The CPUC is investigating both the record-keeping falsification allegations and the issues with PG&E's timely response to requests to locate underground infrastructure. The commission's order opening the investigation noted that both issues could constitute "serious" violations of the law.

PG&E is already on probation after receiving six felony criminal convictions — for violating pipeline safety laws and obstructing a related investigation — related to the company's deadly 2010 gas pipeline explosion in San Bruno, Calif. In sentencing the utility in 2017, the U.S. District Court for the Northern District of California said that as a condition of that five-year probation, "PG&E shall not commit another federal, state, or local crime."

The Utility Reform Network, or TURN, which advocates for ratepayers in California, expressed outrage that the utility may have further violated state gas safety rules.

"It's shocking to realize that in the wake of the San Bruno explosion, in which PG&E needlessly caused eight deaths, PG&E simply continued lying to authorities about pipeline safety practices, especially considering that PG&E, a convicted felon, is on probation for that same crime," TURN spokeswoman Mindy Spatt said in a Dec. 17 email. "Consumers who live every day with the fear of PG&E's negligence and incompetence are looking to both the CPUC and the federal court to do more to prevent PG&E from continuing its criminal ways and hold management accountable for these inexplicably risky policies."

"We're committed to accurate and thorough reporting and record-keeping, and we didn't live up to that commitment in this case," PG&E said in an emailed statement Dec. 15. "Once that became apparent, we took and continue to take additional actions to meet the regulatory standards related to our locate and mark record-keeping."

The district court in November asked PG&E to comment on whether any of the 2017 judgment's terms "might be implicated were any wildfire started by reckless operation or maintenance of PG&E power lines" related to the highly destructive Camp Fire in November. The court in early December also asked the California attorney general to weigh in on "the extent to which, if at all, the reckless operation or maintenance of PG&E power lines would constitute a crime under California law."

Parent company PG&E Corp.'s stock suffered on the heels of the CPUC's Dec. 14 investigation announcement. Having closed Dec. 14 at $26.01, the shares finished the day Dec. 17 at $24.44, a drop of 6.04%.

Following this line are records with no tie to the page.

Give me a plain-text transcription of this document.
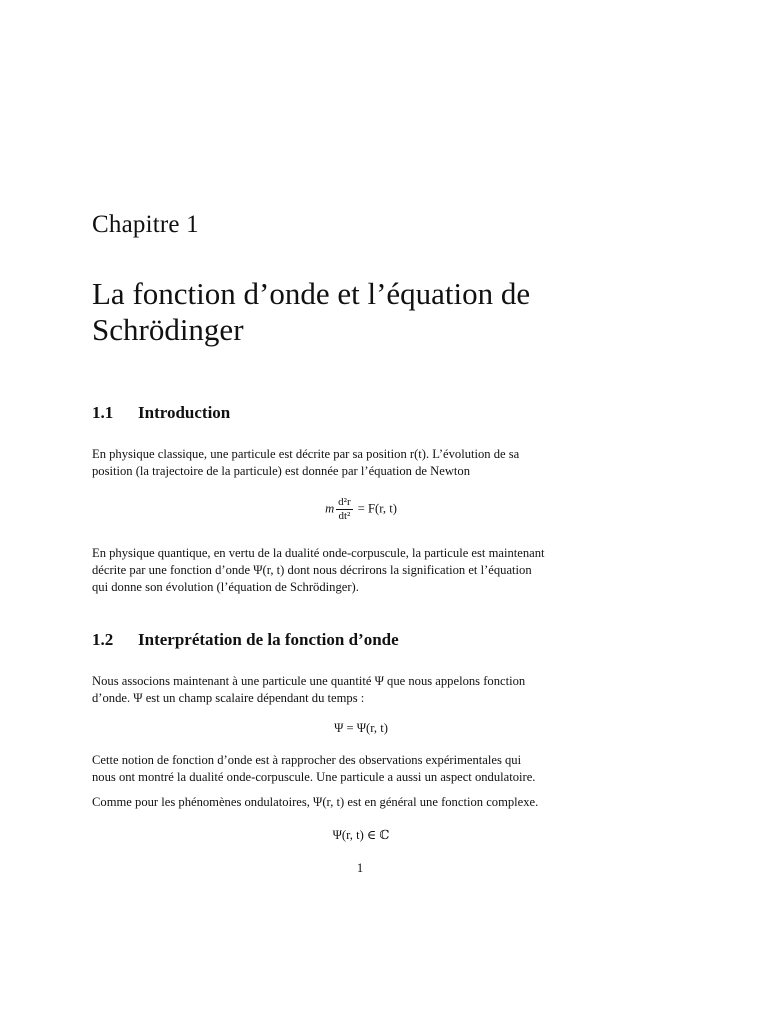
Chapitre 1
La fonction d’onde et l’équation de
Schrödinger
1.1 Introduction
En physique classique, une particule est décrite par sa position r(t). L’évolution de sa
position (la trajectoire de la particule) est donnée par l’équation de Newton
m $\frac{\text{d²r}}{\text{dt²}} = F(r$, t)
En physique quantique, en vertu de la dualité onde-corpuscule, la particule est maintenant
décrite par une fonction d’onde Ψ(r, t) dont nous décrirons la signification et l’équation
qui donne son évolution (l’équation de Schrödinger).
1.2 Interprétation de la fonction d’onde
Nous associons maintenant à une particule une quantité Ψ que nous appelons fonction
d’onde. Ψ est un champ scalaire dépendant du temps :
Ψ = Ψ(r, t)
Cette notion de fonction d’onde est à rapprocher des observations expérimentales qui
nous ont montré la dualité onde-corpuscule. Une particule a aussi un aspect ondulatoire.
Comme pour les phénomènes ondulatoires, Ψ(r, t) est en général une fonction complexe.
Ψ(r, t) ∈ ℂ
1
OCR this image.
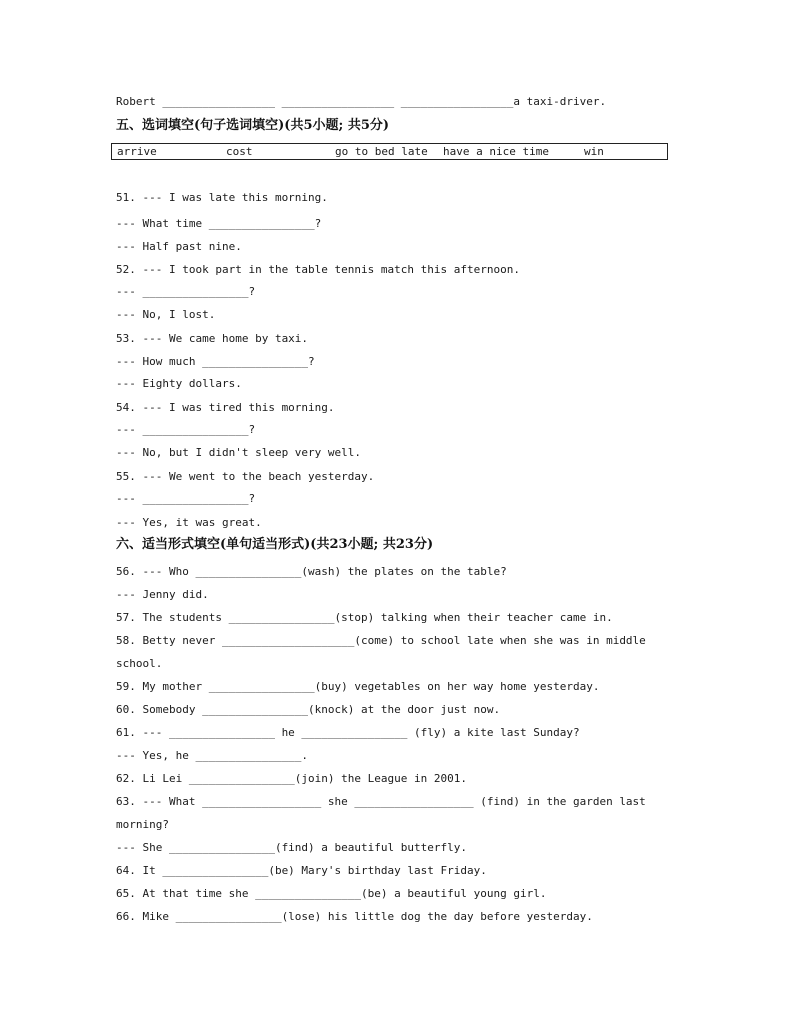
Robert _________________ _________________ _________________a taxi-driver.
五、选词填空(句子选词填空)(共5小题; 共5分)
arrive	cost	go to bed late have a nice time	win
51. --- I was late this morning.
--- What time ________________?
--- Half past nine.
52. --- I took part in the table tennis match this afternoon.
--- ________________?
--- No, I lost.
53. --- We came home by taxi.
--- How much ________________?
--- Eighty dollars.
54. --- I was tired this morning.
--- ________________?
--- No, but I didn't sleep very well.
55. --- We went to the beach yesterday.
--- ________________?
--- Yes, it was great.
六、适当形式填空(单句适当形式)(共23小题; 共23分)
56. --- Who ________________(wash) the plates on the table?
--- Jenny did.
57. The students ________________(stop) talking when their teacher came in.
58. Betty never ____________________(come) to school late when she was in middle
school.
59. My mother ________________(buy) vegetables on her way home yesterday.
60. Somebody ________________(knock) at the door just now.
61. --- ________________ he ________________ (fly) a kite last Sunday?
--- Yes, he ________________.
62. Li Lei ________________(join) the League in 2001.
63. --- What __________________ she __________________ (find) in the garden last
morning?
--- She ________________(find) a beautiful butterfly.
64. It ________________(be) Mary's birthday last Friday.
65. At that time she ________________(be) a beautiful young girl.
66. Mike ________________(lose) his little dog the day before yesterday.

PG&E Corp.'s shares were already struggling to recover from investor concerns that the utility's infrastructure was at fault in the Camp Fire. As recently as Nov. 7, PG&E Corp.'s shares were at $48.80, but the stock price slid Nov. 15 to $17.74.

An investigation is ongoing into the fire's cause, but Pacific Gas and Electric has submitted multiple reports of line outages near the Camp Fire in Northern California around the time the fire began.